How can we do this?  For one thing, we can be aware that there is a battle going on.  Before I could drive, I used to think that if the steering wheel in a car was aligned symmetrically with the dashboard, the car would always drive straight.  Once I started to drive, though, I found that winds, road slopes, and other phenomena (as well as misaligned wheels) can cause the car to turn even when the steering wheel is straight.  Furthermore, constant adjustments to the steering wheel are required to keep on a forward path.

In addition, we must take control of our lives and apply the proper practices (call them Spiritual Disciplines, if you would like) to maintain our heading in the direction that God gives us.  This includes getting regular direction from Him on what needs to change in our lives, and what decisions we should make.  It also includes tried-and-true methods of improving our ability to remain in control, like studying God’s word, talking with (and listening to) Him regularly, as well as spending time with other believers who help strengthen us against the forces of sin.

Of course, I’m not suggesting that we can control everything around us.  We don’t control our circumstances, and some would say (not incorrectly) that we should let the Holy Spirit control our lives.  However, we do control how much we listen to and follow the voices that offer to direct us.  Both evil forces and God want to claim us for their own, but the devil wants to take souls away from righteousness to their own destruction (or sometimes, simply to make them ineffective) out of hate.  In stark contrast, God wants to rescue souls to a perfect, abundant, incredible relationship with Himself (out of His love for us).

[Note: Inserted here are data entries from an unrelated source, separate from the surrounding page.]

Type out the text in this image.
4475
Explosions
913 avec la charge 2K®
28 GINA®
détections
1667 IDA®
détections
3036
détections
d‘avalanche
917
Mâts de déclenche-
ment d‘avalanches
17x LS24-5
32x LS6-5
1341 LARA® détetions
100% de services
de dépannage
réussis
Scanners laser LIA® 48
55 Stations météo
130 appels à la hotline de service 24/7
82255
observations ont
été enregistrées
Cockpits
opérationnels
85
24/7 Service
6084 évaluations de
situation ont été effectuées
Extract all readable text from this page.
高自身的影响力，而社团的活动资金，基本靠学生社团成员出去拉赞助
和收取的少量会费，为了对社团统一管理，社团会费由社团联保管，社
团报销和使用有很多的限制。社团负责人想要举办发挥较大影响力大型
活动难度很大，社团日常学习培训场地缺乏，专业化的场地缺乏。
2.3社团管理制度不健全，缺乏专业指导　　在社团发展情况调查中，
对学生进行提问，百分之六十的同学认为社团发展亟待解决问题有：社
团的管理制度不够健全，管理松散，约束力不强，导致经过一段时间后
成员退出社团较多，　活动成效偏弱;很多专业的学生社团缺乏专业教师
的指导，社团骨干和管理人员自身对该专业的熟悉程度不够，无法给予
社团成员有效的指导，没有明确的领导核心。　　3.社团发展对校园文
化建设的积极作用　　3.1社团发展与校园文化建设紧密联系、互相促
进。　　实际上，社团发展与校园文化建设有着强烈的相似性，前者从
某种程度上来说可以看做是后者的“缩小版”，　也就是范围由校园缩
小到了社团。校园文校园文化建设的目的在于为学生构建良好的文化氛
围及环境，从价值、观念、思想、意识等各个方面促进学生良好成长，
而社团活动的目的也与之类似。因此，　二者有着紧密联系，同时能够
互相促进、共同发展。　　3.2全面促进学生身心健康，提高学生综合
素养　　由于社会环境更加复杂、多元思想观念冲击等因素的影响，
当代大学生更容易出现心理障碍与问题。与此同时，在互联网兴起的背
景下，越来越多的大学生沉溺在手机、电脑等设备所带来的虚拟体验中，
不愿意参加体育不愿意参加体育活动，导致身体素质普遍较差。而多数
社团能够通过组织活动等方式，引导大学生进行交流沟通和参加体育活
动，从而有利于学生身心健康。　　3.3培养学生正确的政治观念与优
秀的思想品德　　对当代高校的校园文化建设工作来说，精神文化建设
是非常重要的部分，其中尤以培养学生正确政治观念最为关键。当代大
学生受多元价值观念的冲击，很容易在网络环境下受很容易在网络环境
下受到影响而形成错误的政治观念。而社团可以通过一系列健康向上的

For those around us who need help to get things under control, may we be loving and considerate in how we treat them, so that they can succeed.  In our own daily walk with Jesus, though, let us actively take control of our personal fight against sinful forces that would pull us away from a better life.  Cain made the wrong choice, but we should be able to do better.


Scripture quotations taken from the NASB. Copyright by The Lockman Foundation.

  1. I’m not much of a swimmer, but I was walking in moderate-depth water one time and got pulled into a riptide.  It’s an unusually alarming phenomenon.